The enemy that confronted Jesus in his earthly ministry continues to confront the “body of Christ” today. Though God’s archenemy was in principle defeated on the cross, this victory is not yet fully manifest.
Even after the resurrection, Satan is still the god of this age, the ruler of the power of the air, and the one who opposes the advancement of God’s kingdom. The world is still “enemy-occupied territory.” The “pattern of this world” is still demonically structured, and so we must still resist being conformed to it (Rom 12:2).
We who have Christ being formed within us are no more at home in this present world system than Jesus himself was, and so our attitude toward the present world system must be the same as his. His kingdom was not of this world, and we who are part of this kingdom must never forget that we are not of his world either (see John 17:16).

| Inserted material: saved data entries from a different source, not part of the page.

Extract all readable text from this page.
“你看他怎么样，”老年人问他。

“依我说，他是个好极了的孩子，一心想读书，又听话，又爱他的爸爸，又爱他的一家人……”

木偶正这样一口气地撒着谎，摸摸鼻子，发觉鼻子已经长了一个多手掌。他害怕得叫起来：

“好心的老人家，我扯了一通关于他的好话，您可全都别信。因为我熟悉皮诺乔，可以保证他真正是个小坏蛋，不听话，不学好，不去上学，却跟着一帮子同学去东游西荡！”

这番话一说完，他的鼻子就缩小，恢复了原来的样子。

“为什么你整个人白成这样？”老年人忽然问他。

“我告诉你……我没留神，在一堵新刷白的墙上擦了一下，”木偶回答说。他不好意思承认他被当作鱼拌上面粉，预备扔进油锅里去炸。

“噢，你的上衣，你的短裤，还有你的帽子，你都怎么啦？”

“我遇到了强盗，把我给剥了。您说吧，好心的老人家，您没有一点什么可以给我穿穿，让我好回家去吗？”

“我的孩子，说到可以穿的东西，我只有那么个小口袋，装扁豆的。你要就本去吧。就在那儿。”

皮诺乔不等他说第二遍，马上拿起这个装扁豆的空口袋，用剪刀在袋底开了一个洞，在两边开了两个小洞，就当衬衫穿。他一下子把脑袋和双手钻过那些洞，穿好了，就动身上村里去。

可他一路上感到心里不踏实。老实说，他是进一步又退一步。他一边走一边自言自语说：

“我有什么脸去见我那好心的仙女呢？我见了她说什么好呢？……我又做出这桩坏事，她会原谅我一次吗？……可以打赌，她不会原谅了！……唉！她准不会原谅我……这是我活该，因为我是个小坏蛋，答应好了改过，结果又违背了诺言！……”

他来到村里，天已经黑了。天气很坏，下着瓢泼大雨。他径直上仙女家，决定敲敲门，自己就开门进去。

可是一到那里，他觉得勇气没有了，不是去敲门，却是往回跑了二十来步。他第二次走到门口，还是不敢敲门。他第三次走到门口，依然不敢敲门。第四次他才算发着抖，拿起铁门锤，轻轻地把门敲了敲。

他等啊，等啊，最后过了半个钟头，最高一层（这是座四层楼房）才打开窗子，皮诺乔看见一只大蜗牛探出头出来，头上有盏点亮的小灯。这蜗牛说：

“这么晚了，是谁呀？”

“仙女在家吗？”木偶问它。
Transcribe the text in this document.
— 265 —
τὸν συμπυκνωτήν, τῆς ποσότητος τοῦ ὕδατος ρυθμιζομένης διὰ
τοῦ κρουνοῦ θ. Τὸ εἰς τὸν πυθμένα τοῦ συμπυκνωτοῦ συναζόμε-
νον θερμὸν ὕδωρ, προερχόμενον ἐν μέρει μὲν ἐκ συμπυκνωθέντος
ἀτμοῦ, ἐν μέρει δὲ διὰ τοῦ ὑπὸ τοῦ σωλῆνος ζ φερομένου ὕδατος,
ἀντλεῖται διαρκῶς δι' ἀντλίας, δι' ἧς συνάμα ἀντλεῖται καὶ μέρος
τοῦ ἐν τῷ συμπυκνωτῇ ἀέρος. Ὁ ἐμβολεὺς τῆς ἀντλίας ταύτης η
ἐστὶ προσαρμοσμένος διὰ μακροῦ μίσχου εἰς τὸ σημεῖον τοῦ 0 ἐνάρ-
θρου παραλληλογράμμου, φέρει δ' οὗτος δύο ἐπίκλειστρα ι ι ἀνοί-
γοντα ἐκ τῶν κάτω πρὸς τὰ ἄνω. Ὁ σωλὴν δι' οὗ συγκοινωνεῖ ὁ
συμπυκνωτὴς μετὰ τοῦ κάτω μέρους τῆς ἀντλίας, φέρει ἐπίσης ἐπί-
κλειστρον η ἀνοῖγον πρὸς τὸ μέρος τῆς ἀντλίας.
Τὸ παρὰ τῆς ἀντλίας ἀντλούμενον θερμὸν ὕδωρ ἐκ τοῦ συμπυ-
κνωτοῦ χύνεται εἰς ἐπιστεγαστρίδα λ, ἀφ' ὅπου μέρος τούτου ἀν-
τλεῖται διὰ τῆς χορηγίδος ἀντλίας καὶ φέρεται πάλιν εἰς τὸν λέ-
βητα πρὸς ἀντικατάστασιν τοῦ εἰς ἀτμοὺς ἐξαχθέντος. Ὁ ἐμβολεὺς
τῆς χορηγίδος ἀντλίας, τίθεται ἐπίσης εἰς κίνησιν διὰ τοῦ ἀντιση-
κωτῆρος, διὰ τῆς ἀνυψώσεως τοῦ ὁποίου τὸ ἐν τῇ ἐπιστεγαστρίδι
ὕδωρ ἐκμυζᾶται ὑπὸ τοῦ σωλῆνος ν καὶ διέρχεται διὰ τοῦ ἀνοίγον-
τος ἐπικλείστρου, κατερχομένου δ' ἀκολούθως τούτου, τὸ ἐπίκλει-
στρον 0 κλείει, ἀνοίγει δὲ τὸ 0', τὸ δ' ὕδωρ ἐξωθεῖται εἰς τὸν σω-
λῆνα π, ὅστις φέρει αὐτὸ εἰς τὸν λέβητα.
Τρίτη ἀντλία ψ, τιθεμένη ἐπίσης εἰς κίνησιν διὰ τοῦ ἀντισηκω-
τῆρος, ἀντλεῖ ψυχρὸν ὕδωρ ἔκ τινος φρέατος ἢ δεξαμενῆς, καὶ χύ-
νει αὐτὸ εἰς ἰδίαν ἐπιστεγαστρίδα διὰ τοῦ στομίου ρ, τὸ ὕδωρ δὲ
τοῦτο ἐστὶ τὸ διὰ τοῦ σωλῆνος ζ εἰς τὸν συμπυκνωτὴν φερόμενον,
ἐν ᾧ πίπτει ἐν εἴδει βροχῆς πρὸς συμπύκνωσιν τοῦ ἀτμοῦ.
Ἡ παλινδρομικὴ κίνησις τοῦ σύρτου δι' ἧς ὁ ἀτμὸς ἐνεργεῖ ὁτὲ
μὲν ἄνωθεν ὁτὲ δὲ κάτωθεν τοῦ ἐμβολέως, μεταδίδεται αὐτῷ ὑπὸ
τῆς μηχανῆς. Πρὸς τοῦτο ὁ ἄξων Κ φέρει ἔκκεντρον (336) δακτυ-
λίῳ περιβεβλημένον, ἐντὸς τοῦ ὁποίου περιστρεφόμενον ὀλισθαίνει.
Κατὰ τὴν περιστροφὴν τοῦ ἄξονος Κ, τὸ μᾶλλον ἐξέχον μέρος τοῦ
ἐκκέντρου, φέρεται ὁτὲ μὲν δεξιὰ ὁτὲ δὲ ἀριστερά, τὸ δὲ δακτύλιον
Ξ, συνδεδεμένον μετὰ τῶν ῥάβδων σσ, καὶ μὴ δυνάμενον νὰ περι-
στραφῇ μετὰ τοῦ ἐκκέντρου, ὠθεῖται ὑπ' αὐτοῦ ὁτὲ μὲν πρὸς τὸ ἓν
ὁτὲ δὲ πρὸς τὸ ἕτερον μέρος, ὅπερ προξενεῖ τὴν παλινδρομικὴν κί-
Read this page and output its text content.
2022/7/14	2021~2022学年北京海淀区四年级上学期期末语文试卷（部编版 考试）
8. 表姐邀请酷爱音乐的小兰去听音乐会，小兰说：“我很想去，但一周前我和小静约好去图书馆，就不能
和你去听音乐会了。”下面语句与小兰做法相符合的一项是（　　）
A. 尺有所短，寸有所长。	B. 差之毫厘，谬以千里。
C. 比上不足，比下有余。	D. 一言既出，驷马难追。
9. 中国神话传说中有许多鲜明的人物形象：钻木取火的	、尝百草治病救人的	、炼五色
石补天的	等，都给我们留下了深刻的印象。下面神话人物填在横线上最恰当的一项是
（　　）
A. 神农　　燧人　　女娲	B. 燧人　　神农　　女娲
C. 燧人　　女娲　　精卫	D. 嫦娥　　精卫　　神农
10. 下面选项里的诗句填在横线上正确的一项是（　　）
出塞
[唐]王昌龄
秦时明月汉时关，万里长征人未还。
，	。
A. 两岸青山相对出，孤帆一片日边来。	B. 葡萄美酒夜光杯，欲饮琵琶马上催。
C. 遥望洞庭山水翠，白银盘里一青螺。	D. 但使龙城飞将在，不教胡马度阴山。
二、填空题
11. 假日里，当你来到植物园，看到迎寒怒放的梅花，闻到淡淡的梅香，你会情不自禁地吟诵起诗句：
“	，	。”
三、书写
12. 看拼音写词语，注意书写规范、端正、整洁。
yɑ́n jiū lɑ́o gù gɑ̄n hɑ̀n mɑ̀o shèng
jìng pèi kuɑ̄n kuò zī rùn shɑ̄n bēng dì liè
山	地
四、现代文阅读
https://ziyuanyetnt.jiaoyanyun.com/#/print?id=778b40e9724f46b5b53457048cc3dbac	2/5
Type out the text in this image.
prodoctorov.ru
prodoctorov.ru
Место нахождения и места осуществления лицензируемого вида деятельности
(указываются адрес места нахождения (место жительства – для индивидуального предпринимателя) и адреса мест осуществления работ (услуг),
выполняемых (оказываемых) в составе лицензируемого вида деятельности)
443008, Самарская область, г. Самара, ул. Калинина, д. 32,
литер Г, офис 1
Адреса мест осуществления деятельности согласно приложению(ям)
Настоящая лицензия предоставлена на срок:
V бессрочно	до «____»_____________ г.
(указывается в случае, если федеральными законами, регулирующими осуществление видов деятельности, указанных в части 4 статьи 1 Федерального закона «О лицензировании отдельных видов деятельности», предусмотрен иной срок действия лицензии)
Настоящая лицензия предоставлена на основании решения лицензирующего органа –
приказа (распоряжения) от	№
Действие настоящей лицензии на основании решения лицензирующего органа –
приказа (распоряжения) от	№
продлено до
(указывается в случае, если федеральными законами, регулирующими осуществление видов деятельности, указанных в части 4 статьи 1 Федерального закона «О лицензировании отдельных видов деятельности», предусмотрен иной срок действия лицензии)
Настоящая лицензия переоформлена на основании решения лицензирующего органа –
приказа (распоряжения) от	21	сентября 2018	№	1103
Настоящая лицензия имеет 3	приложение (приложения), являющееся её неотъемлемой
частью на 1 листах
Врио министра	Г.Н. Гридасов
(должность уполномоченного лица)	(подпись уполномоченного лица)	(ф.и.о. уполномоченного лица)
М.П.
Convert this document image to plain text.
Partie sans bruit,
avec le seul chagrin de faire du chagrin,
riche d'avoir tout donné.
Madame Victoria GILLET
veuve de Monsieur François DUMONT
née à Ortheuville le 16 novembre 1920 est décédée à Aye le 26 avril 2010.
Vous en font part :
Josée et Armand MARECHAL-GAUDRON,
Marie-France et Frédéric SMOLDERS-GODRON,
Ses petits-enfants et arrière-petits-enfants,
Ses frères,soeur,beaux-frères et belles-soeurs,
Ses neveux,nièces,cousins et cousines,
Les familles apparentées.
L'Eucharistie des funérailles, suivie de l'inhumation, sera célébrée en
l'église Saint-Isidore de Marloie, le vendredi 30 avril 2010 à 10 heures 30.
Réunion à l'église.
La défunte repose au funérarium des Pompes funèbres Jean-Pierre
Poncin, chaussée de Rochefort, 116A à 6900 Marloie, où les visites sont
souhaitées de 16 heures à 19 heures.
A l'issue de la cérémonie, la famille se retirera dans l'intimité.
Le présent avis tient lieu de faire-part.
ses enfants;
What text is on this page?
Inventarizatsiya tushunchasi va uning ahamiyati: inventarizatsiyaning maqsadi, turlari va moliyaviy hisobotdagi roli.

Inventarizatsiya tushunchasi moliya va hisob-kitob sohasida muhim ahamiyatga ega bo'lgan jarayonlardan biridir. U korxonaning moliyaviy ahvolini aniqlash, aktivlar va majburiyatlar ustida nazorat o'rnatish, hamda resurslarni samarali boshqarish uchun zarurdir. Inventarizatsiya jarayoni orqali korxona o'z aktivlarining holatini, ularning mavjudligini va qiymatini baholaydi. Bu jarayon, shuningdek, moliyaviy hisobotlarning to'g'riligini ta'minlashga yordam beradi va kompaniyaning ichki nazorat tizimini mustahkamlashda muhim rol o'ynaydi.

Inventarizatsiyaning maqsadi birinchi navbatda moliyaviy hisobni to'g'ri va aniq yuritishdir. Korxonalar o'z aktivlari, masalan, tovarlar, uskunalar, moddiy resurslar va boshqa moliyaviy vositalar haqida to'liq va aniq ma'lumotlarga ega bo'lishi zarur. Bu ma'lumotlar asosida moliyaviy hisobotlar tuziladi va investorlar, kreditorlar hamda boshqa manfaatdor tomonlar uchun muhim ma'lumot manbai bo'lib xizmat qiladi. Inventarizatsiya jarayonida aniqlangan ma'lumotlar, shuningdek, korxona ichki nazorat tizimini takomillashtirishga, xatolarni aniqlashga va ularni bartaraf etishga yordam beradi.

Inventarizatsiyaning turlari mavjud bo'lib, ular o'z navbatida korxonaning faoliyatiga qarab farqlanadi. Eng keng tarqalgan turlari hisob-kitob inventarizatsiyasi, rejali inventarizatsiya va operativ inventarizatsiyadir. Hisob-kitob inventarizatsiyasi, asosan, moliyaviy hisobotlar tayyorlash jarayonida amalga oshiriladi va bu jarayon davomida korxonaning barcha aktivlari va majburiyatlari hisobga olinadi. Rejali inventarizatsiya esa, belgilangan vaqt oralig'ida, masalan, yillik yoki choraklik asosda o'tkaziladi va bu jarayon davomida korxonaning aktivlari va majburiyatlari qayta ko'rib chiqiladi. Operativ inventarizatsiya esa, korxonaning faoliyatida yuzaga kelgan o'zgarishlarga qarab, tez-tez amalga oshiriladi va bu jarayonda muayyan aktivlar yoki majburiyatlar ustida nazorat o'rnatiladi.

Therefore, we are not to let ourselves get overly entangled in “civilian affairs” (2 Tim 2:4). Instead we are to see ourselves as aliens and exiles in a foreign country (1 Peter 2:11). Whatever country we may naturally belong to, we are to remember always that our real citizenship is in heaven (Phil 3:20).
Whatever opinions we have about how to solve society’s problems—even in the midst of great turmoil about huge political questions—we are to remember always that we cannot serve two masters (Luke 16:13). Our allegiance can never be to any version of the kingdom-of-the-world. We are to see ourselves as “resident aliens.” We are in the world, but are not of the world any more than Jesus was of the world.
We must march to the beat of a different drummer. Preserving this “alien status” is not an addendum to our calling as kingdom-of-God citizens. The way we advance the kingdom of God is by being the unique kingdom of God in contrast to the kingdom of the world.
We are to be a “holy” people (2 Cor 6:17), consecrated and set apart. We trivialize this profound biblical teaching if we associate holiness with fighting political battles according to the patterns of this world. We are called to be Christlike, living in outrageous, self-sacrifical love in the midst of those who do not.
If you make this your life aspiration, you will certainly be peculiar (about as peculiar as a Messiah dying on a cursed tree!). You will be, in fact, a “resident alien.”